Pityuk, Yu. A. (LLC, RN-UfaNIPIneft) | Davletbayev, A. Ya. (LLC, RN-UfaNIPIneft) | Musin, A. A. (Bashkir State University) | Marin, D. F. (Bashkir State University) | Seltikova, E. V. (Bashkir State University) | Zarafutdinov, I. A. (Bashkir State University) | Kovaleva, L. A. (Bashkir State University) | Fursov, G. A. (LLC, RN-Yuganskneftegaz) | Nazargalin, E. R. (LLC, RN-Yuganskneftegaz) | Mustafin, D. A. (LLC, RN-Yuganskneftegaz)
Interpretation of well testing data allows one to estimate the reservoir state and to choose the corresponding well interventions. However, pressure transient test does not provide detailed information about the state of bottomhole formation zone. One of the methods to increase the number of defined parameters is consideration of temperature dynamics in flowing or shut-in well.
The goal of the present work is development of program code for numerical study of temperature and pressure in production and injection wells. Numerical technique is based on the finite-volume method. Mathematical model describing the distribution of temperature and pressure in the reservoir and the well, taking into account the effects of temperature, such as the Joule-Thomson effect and adiabatic expansion, is considered. Three-dimensional statement allows one to consider complex geometry of the well, hydraulic fractures of different geometry and the anisotropy of the formation.

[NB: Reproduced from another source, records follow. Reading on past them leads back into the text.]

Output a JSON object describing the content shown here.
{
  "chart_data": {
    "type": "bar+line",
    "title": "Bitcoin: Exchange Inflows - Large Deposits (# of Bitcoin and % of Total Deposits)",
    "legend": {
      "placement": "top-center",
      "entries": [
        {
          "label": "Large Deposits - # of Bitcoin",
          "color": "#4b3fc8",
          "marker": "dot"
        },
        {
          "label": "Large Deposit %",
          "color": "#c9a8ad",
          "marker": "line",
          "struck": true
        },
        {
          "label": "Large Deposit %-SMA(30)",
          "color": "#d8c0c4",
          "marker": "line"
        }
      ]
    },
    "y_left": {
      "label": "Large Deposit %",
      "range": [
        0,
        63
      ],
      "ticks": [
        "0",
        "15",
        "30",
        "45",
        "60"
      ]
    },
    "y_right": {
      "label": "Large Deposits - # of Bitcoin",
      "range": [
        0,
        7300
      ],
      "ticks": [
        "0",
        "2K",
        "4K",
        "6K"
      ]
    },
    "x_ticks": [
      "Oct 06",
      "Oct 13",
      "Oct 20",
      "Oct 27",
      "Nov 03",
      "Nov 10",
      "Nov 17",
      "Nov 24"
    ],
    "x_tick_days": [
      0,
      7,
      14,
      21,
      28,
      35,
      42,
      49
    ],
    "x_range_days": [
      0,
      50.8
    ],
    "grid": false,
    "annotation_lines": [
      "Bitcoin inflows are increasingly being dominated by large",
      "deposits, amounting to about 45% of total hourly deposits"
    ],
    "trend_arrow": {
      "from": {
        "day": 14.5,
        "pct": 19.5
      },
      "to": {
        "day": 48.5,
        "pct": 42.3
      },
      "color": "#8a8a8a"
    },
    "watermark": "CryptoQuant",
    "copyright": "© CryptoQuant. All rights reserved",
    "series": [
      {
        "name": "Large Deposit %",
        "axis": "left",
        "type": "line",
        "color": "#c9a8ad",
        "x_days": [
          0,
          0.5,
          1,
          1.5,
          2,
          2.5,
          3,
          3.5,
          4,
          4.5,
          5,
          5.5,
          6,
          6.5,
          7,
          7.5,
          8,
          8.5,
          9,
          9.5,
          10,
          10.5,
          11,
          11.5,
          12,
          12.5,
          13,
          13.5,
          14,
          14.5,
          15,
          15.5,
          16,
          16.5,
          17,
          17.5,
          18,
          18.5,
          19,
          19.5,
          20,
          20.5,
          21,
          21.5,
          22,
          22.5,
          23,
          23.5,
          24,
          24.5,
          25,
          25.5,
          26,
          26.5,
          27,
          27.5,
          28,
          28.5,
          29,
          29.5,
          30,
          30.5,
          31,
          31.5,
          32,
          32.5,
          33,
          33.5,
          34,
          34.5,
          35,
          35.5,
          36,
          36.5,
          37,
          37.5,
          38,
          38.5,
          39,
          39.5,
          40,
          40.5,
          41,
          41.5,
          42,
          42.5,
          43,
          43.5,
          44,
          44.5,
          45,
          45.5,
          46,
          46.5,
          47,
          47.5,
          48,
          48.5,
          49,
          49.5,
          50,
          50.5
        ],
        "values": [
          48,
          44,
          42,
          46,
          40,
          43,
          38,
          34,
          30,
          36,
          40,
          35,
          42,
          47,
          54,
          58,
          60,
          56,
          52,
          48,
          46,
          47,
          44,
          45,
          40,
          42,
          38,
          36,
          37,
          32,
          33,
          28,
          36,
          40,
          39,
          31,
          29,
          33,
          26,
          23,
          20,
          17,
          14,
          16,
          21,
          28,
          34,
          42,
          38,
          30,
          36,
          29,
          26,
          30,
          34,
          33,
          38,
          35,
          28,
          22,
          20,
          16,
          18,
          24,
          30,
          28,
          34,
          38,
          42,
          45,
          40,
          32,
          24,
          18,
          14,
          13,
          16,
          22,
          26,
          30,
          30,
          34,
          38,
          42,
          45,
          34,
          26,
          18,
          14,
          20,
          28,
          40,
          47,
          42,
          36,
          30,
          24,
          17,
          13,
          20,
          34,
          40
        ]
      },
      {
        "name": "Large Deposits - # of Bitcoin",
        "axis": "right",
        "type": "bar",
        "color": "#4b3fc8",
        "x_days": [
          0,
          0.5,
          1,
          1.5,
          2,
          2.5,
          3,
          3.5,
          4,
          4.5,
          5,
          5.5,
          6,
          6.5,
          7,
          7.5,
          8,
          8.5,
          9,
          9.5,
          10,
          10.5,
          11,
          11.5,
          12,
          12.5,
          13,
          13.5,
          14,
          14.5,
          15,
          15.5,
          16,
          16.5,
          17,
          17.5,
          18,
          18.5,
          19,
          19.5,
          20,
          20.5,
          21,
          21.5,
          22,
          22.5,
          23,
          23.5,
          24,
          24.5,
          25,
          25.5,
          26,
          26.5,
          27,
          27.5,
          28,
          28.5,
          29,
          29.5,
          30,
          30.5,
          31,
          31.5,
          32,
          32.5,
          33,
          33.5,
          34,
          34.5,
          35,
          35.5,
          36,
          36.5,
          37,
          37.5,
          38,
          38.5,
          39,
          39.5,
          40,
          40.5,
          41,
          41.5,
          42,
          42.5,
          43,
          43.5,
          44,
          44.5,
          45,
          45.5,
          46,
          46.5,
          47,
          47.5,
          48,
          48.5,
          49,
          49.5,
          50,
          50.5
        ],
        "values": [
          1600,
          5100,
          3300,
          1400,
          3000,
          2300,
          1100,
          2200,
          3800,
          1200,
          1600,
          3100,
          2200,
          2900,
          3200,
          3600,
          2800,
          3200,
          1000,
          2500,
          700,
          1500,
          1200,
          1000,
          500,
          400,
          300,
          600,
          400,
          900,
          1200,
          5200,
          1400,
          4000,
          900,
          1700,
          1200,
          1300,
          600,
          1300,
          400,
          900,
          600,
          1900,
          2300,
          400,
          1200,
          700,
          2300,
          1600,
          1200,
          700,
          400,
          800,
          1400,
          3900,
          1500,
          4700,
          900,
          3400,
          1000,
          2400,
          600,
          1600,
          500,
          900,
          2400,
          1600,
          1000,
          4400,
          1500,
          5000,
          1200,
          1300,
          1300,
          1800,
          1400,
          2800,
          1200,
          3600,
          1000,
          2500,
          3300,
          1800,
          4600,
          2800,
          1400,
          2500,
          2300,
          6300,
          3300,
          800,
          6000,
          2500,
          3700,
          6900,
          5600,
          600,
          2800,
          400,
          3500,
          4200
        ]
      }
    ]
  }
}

On the base of numerical simulation the comparative analysis of temperature and pressure distribution in the reservoir and the well with and without fracture is conducted. It is shown that the consideration of the full model "well-formation" is important, because the temperature dynamics in the well and bottomhole formation zone can differ essentially. It is observed that the temperature front in hydraulic fracture propagates faster, than in the reservoir. Effects influencing on the temperature in the injection well differ significantly from the temperature effects appearing in production wells. In production wells the appearance of throttling warm up of liquid on the borders "well-reservoir" and "fracture-reservoir" is observed, the temperature effects are stronger in the presence of the fracture. It is observed the rapid cooling of productive formation due to the convective thermal conductivity and gradual cooling of surrounding rocks due to the conductive thermal conductivity in wells with cold injection.
Developed program code can be useful to design well interventions for cleaning of bottomhole formation zone due to detailed information about state of bottomhole formation zone and hydraulic fracture.